RUANGPOLITIK.COM — Aksi protes dengan ucapan makian yang dilakukan oleh Bupati Kepulauan Meranti Muhammad Adil, dinilai sebagai sebuah bentuk aspirasi seorang pemimpin daerah yang memperjuangkan kemiskinan rakyatnya. Sehingga hal ini tak bisa dianggap sebagai sebuah pembangkangan, karena ada hak rakyat yang dia perjuangkan dibalik pernyataan yang tak elok itu.

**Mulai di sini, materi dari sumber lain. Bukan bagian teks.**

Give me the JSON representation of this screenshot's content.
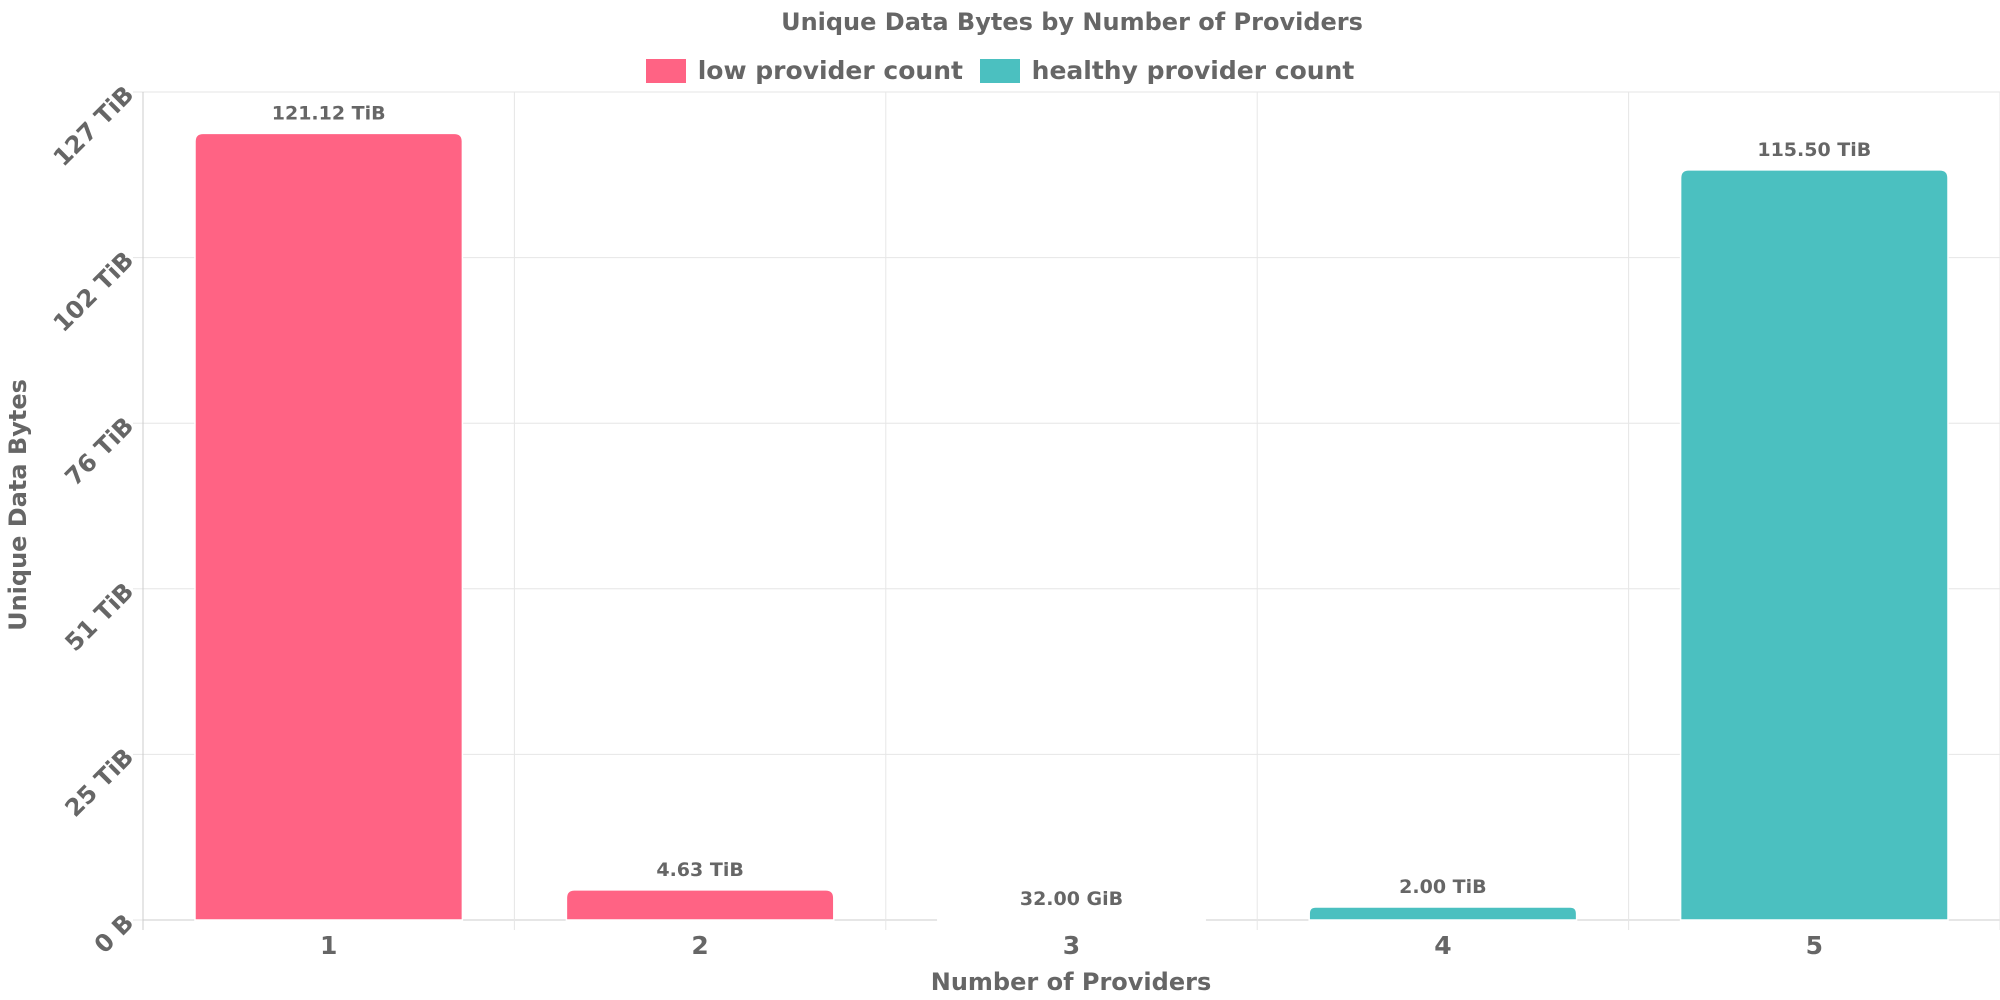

Pernyataan ini disampaikan Ketua PP Muhammadiyah Anwar Abbas, Selasa (13/12) yang mengingatkan agar Kementrian Keuangan tak menjadikan ini sebagai pembangkangan atas Dana Bagi Hasil (DBH). Tapi harus menjadi koreksi kinerja Kemenkeu.
“Kata-kata pedas yang dikeluarkan Bupati Meranti kepada pihak Kemenkeu jangan dilihat sebagai sebuah ‘pembangkangan’. Tapi jadikan sebagai dasar untuk mengoreksi sistem kerja Kemenkeu,” kata Anwar.

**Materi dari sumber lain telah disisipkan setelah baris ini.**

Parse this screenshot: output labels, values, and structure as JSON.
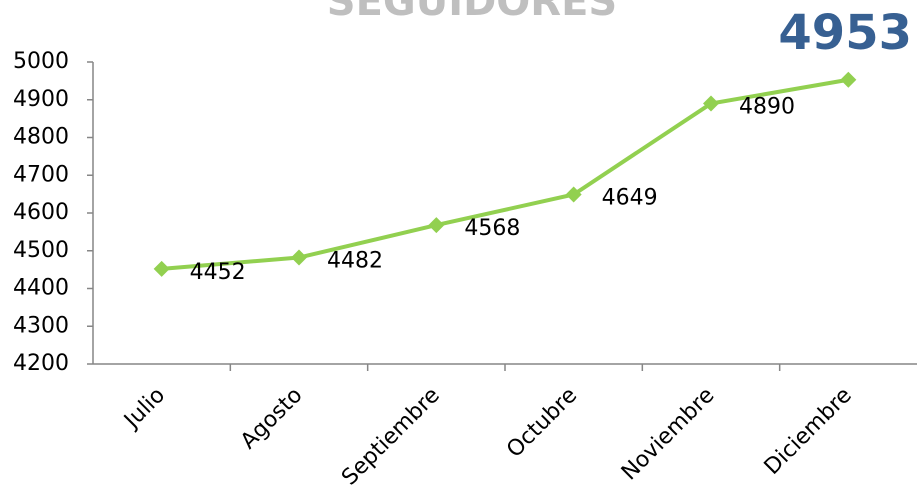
{
  "chart_data": {
    "type": "line",
    "title": "SEGUIDORES",
    "categories": [
      "Julio",
      "Agosto",
      "Septiembre",
      "Octubre",
      "Noviembre",
      "Diciembre"
    ],
    "series": [
      {
        "name": "Seguidores",
        "color": "#92d050",
        "values": [
          4452,
          4482,
          4568,
          4649,
          4890,
          4953
        ]
      }
    ],
    "ylim": [
      4200,
      5000
    ],
    "yticks": [
      4200,
      4300,
      4400,
      4500,
      4600,
      4700,
      4800,
      4900,
      5000
    ],
    "grid": false,
    "highlight_color": "#376092"
  }
}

Anwar menilai Adil hanya ingin mengetahui mekanisme pembagian DBH yang diterima oleh Kabupaten Meranti. Ia memahami ketentuan pemberian DBH sudah ada, berdasarkan asumsi harga minyak.
“Yang ingin diketahui oleh sang bupati, asumsi harga minyak yang mana yang dipergunakan untuk menentukan besaran dana bagi hasil bagi kabupaten Meranti. Apakah US$60, atau US$80 atau US$100 seperti yang disampaikan presiden?,” ujarnya.
Wakil Ketua Umum Majelis Ulama Indonesia ini meminta pemerintah pusat dan daerah menjalin komunikasi yang transparan agar kejadian serupa tidak terulang lagi.
Menurutnya, transparansi menjadi sebuah hal yang penting guna menciptakan kedamaian dan agar rakyat dapat hidup sejahtera.
“Jadi memang ada beberapa pertanyaan yang mengganggu diri sang bupati, dan hal ini tentu sangat penting dia sampaikan karena salah satu tugasnya yaitu menyejahterakan rakyat. Sementara jumlah orang miskin di daerahnya termasuk terbanyak dan tertinggi se provinsi Riau,” katanya.
Sebelumnya Bupati Meranti Muhammad Adil menyebut Kemenkeu berisi iblis dan setan. Pernyataan pedas itu ia sampaikan pada Direktur Perimbangan Keuangan Kemenkeu Lucky Alfirman saat koordinasi Pengelolaan Pendapatan Belanja Daerah di Pekanbaru, Kamis (9/12).
Adil awalnya kesal karena merasa tidak mendapat kejelasan terkait Dana Bagi Hasil (DBH) yang mestinya diterima daerahnya. Ia menilai Meranti seharusnya layak mendapat DBH dengan hitungan US$100 per barel.
Namun, pada tahun ini DBH yang diterima hanya Rp114 miliar dengan hitungan US$60/barel. Ia mendesak Kemenkeu agar DBH yang diterima menggunakan hitungan US$100 per barel pada 2023.
Karena masalah itu, ia mengancam akan angkat senjata dan bergabung menjadi bagian Malaysia. Ia merasa pemerintah Indonesia tak mau adil dalam mengurusi wilayah dan rakyatnya.